Sometimes people are surprised that our muvm stack for Asahi Linux runs everything as emulated x86/x86_64 code, including the whole Mesa graphics driver. Yes, an Apple GPU driver compiled for Intel! That must be slow, right?
But... Rosetta on macOS does the same exact thing!
Why do we know? A few reasons, but one important one is that Apple implemented some custom x86 compatibility features in the M1 CPU as global, privileged switches, which cannot be changed without going through the kernel (which is too slow to do often). This means that a Rosetta process on macOS can only run x86_64 code (under a purpose-built emulator), it is not compatible with standard ARM64 code! In particular, NEON behavior is different in an incompatible way.
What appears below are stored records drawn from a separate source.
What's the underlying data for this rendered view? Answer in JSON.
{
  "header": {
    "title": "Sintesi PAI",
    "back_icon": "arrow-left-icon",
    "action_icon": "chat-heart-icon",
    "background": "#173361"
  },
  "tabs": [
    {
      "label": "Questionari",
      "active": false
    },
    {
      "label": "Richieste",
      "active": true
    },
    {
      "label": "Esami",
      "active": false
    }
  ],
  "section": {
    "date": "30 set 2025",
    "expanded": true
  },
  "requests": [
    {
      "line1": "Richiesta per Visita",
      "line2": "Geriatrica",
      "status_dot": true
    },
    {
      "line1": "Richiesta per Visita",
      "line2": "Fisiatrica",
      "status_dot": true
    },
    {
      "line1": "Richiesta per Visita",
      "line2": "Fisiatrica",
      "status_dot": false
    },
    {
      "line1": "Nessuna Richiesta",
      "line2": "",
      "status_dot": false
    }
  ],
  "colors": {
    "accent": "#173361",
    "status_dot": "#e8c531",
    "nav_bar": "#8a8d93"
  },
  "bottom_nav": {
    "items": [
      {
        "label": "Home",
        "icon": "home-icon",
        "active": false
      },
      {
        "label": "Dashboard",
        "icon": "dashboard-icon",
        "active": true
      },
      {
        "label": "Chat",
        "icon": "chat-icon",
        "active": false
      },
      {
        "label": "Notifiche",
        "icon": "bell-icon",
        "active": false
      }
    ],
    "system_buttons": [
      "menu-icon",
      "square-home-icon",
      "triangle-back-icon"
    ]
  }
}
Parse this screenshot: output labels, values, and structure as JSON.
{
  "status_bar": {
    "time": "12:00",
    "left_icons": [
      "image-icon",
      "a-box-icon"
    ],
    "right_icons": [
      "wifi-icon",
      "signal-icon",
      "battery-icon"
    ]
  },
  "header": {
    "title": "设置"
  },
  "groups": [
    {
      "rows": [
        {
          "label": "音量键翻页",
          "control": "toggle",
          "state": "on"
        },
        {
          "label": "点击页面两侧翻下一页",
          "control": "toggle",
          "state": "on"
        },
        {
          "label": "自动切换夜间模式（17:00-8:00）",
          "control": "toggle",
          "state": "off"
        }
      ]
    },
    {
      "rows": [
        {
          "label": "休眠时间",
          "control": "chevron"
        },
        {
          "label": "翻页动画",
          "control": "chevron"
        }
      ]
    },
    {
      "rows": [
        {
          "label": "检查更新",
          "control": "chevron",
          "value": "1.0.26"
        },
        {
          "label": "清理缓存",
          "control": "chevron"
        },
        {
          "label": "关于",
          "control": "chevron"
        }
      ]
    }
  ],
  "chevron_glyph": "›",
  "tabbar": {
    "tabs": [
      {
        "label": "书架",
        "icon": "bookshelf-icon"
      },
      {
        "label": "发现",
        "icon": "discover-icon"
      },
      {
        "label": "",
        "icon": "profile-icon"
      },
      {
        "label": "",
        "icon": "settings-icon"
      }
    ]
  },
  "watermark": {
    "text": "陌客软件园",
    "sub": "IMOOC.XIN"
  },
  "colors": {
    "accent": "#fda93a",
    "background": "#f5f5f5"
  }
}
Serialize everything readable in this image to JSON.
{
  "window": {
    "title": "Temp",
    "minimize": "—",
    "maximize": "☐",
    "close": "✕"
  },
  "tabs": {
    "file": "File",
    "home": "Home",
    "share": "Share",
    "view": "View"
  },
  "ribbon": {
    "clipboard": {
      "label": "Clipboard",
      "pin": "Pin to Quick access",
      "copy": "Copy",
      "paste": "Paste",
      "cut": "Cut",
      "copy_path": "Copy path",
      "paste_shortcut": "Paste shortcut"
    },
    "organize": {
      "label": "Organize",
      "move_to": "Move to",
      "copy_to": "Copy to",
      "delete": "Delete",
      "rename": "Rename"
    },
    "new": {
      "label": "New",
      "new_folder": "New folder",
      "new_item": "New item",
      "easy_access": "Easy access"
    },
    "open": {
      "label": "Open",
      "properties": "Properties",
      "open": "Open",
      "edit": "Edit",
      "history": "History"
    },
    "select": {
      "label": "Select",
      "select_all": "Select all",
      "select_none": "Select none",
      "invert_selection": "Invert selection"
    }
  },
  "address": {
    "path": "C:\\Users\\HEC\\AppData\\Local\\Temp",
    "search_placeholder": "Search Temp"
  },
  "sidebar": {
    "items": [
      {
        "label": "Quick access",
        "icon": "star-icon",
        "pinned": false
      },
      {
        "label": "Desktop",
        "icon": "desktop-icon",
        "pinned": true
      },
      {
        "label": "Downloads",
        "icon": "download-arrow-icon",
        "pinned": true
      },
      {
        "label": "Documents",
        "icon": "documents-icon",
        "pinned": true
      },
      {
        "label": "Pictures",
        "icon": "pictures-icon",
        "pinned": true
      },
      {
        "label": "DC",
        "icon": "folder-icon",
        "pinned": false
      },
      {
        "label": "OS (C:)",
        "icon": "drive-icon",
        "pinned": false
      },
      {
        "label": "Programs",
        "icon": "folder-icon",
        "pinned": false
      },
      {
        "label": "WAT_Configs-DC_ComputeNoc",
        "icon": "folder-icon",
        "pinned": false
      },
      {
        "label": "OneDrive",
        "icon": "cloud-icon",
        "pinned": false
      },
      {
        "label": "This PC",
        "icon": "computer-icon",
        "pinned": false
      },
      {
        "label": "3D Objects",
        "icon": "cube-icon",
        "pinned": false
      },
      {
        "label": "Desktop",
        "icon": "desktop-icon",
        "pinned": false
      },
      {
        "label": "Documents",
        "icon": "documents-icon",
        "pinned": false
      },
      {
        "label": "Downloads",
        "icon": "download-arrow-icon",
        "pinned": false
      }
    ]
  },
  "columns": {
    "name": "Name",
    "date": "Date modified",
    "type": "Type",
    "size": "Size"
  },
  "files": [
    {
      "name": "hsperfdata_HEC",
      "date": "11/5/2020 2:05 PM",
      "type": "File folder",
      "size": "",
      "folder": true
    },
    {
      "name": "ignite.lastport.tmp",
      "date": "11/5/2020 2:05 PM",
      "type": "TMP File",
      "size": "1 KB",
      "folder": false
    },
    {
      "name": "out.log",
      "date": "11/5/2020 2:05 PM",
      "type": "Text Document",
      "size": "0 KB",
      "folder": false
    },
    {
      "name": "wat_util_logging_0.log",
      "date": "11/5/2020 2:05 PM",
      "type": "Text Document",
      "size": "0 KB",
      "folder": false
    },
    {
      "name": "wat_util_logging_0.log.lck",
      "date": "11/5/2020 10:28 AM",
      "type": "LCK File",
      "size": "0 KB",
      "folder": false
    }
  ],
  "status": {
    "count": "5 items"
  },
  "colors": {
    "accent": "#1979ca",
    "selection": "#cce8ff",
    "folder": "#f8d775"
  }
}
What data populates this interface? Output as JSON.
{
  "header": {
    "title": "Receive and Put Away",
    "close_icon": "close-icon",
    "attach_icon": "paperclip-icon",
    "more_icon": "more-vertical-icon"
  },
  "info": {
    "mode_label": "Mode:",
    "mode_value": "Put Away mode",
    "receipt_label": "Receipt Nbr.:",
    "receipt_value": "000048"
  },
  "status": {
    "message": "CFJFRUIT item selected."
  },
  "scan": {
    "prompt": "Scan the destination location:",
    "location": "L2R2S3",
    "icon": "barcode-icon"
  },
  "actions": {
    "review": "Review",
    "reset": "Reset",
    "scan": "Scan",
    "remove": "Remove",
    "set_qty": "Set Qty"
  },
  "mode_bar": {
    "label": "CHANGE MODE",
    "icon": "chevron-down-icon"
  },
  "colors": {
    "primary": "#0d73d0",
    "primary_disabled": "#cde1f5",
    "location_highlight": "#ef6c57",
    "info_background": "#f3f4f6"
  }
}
This is also why FEX can't use that particular feature, because it does rely on standard ARM64 infrastructure and libraries, and those would not work in that mode. We'd need a statically compiled FEX with it and every dependency built with a custom compiler ABI/mode. On the flip side, FEX does support running the GPU driver and a few other cherry-picked things as native ARM64 code, and we'll support that eventually.
I believe the M4 implements a standardized version of this x86 compatibility feature, which does allow changing the behavior at runtime efficiently so it can be used by FEX with mixed emulated x86_64 and native arm64 code.